35. Folglich ist auf die Vorlagefrage zu antworten, dass die Richtlinie 77/187 dahin auszulegen ist, dass sie es grundsätzlich nicht ausschließt, dass im Fall des Unternehmensübergangs von einer juristischen Person des Privatrechts auf den Staat dieser als neuer Arbeitgeber eine Kürzung der Vergütung der betroffenen Arbeitnehmer vornimmt, um den geltenden nationalen Vorschriften bezüglich der öffentlichen Angestellten nachzukommen.
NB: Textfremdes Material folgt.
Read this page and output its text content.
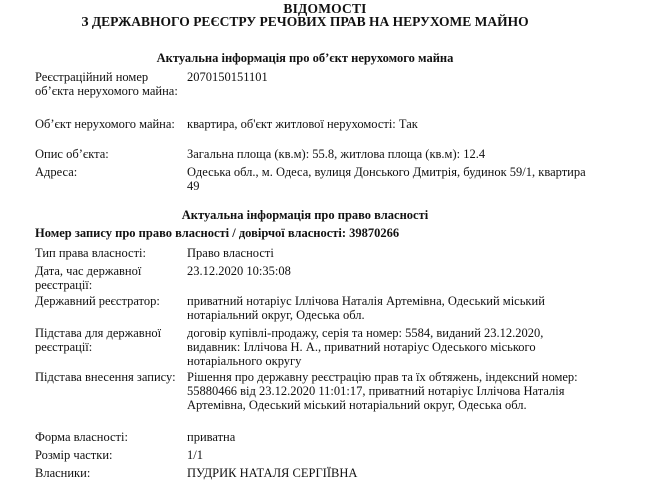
ВІДОМОСТІ
З ДЕРЖАВНОГО РЕЄСТРУ РЕЧОВИХ ПРАВ НА НЕРУХОМЕ МАЙНО
Актуальна інформація про об’єкт нерухомого майна
Реєстраційний номер об’єкта нерухомого майна:
2070150151101
Об’єкт нерухомого майна: квартира, об'єкт житлової нерухомості: Так
Опис об’єкта:	Загальна площа (кв.м): 55.8, житлова площа (кв.м): 12.4
Адреса:	Одеська обл., м. Одеса, вулиця Донського Дмитрія, будинок 59/1, квартира 49
Актуальна інформація про право власності
Номер запису про право власності / довірчої власності: 39870266
Тип права власності:	Право власності
Дата, час державної реєстрації:
23.12.2020 10:35:08
Державний реєстратор:	приватний нотаріус Іллічова Наталія Артемівна, Одеський міський нотаріальний округ, Одеська обл.
Підстава для державної реєстрації:
договір купівлі-продажу, серія та номер: 5584, виданий 23.12.2020, видавник: Іллічова Н. А., приватний нотаріус Одеського міського нотаріального округу
Підстава внесення запису: Рішення про державну реєстрацію прав та їх обтяжень, індексний номер: 55880466 від 23.12.2020 11:01:17, приватний нотаріус Іллічова Наталія Артемівна, Одеський міський нотаріальний округ, Одеська обл.
Форма власності:	приватна
Розмір частки:	1/1
Власники:	ПУДРИК НАТАЛЯ СЕРГІЇВНА
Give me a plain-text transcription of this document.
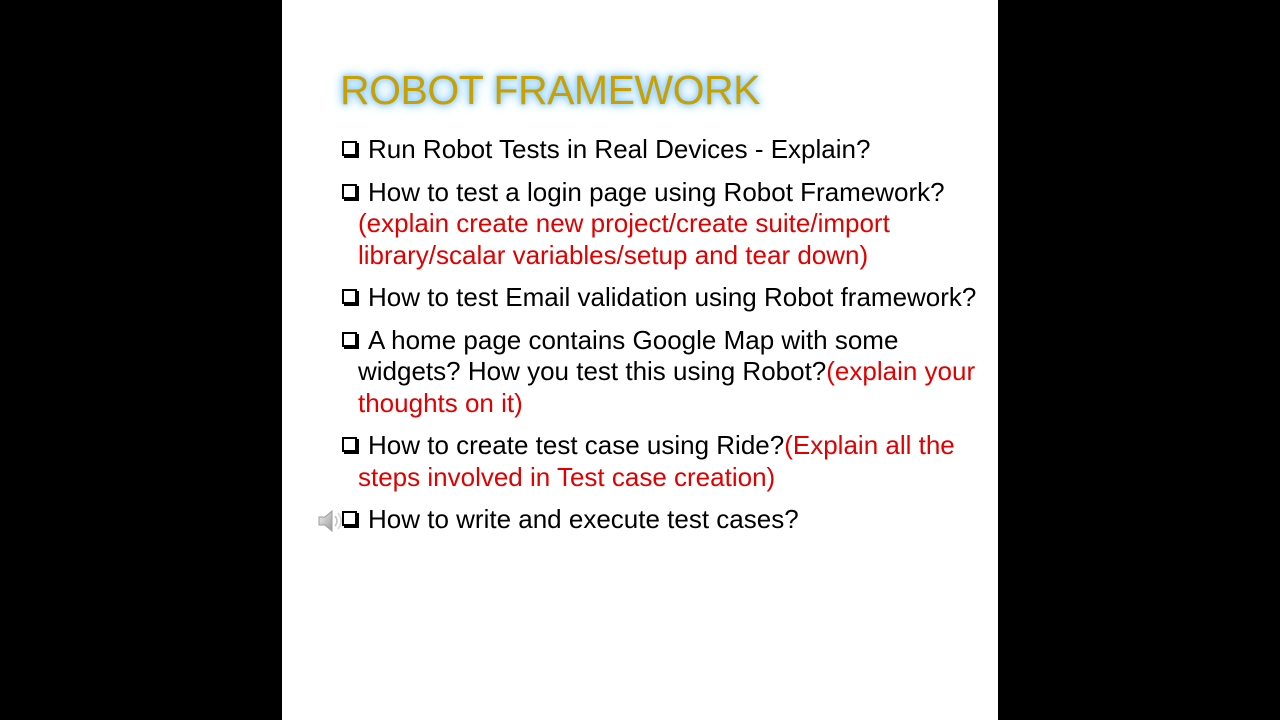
ROBOT FRAMEWORK
Run Robot Tests in Real Devices - Explain?
How to test a login page using Robot Framework? (explain create new project/create suite/import library/scalar variables/setup and tear down)
How to test Email validation using Robot framework?
A home page contains Google Map with some widgets? How you test this using Robot?(explain your thoughts on it)
How to create test case using Ride?(Explain all the steps involved in Test case creation)
How to write and execute test cases?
Die zuständigen Behörden, die diese Vorschriften anzuwenden und auszulegen haben, sind jedoch verpflichtet, dies so weit wie möglich im Licht der Zielsetzung dieser Richtlinie zu tun, indem sie insbesondere dem Dienstalter des Arbeitnehmers Rechnung tragen, soweit die nationalen Vorschriften, die die Situation der staatlichen Angestellten regeln, das Dienstalter des staatlichen Angestellten bei der Berechnung seiner Vergütung berücksichtigen. Falls diese Berechnung zu einer wesentlichen Kürzung der Vergütung des Betroffenen führt, stellt eine solche Kürzung eine wesentliche Änderung der Arbeitsbedingungen zum Nachteil der von dem Übergang betroffenen Arbeitnehmer dar, so dass nach Artikel 4 Absatz 2 der Richtlinie 77/187 davon auszugehen ist, dass die Beendigung ihres Arbeitsvertrags aus diesem Grund durch den Arbeitgeber erfolgt ist.

Kostenentscheidung:

Kosten

36. Für die Parteien des Ausgangsverfahrens ist das Verfahren ein Zwischenstreit in dem bei dem vorlegenden Gericht anhängigen Rechtsstreit; die Kostenentscheidung ist daher Sache dieses Gerichts. Die Auslagen anderer Beteiligter für die Abgabe von Erklärungen vor dem Gerichtshof sind nicht erstattungsfähig.

Tenor:

Aus diesen Gründen hat der Gerichtshof (Zweite Kammer) für Recht erkannt:

Die Richtlinie 77/187/EWG des Rates vom 14. Februar 1977 zur Angleichung der Rechtsvorschriften der Mitgliedstaaten über die Wahrung von Ansprüchen der Arbeitnehmer beim Übergang von Unternehmen, Betrieben oder Betriebsteilen ist dahin auszulegen, dass sie es grundsätzlich nicht ausschließt, dass im Fall des Unternehmensübergangs von einer juristischen Person des Privatrechts auf den Staat dieser als neuer Arbeitgeber eine Kürzung der Vergütung der betroffenen Arbeitnehmer vornimmt, um den geltenden nationalen Vorschriften bezüglich der öffentlichen Angestellten nachzukommen. Die zuständigen Behörden, die diese Vorschriften anzuwenden und auszulegen haben, sind jedoch verpflichtet, dies so weit wie möglich im Licht der Zielsetzung dieser Richtlinie zu tun, indem sie insbesondere dem Dienstalter des Arbeitnehmers Rechnung tragen, soweit die nationalen Vorschriften, die die Situation der staatlichen Angestellten regeln, das Dienstalter des staatlichen Angestellten bei der Berechnung seiner Vergütung berücksichtigen. Falls diese Berechnung zu einer wesentlichen Kürzung der Vergütung des Betroffenen führt, stellt eine solche Kürzung eine wesentliche Änderung der Arbeitsbedingungen zum Nachteil der von dem Übergang betroffenen Arbeitnehmer dar, so dass nach Artikel 4 Absatz 2 der Richtlinie 77/187 davon auszugehen ist, dass die Beendigung ihres Arbeitsvertrags aus diesem Grund durch den Arbeitgeber erfolgt ist.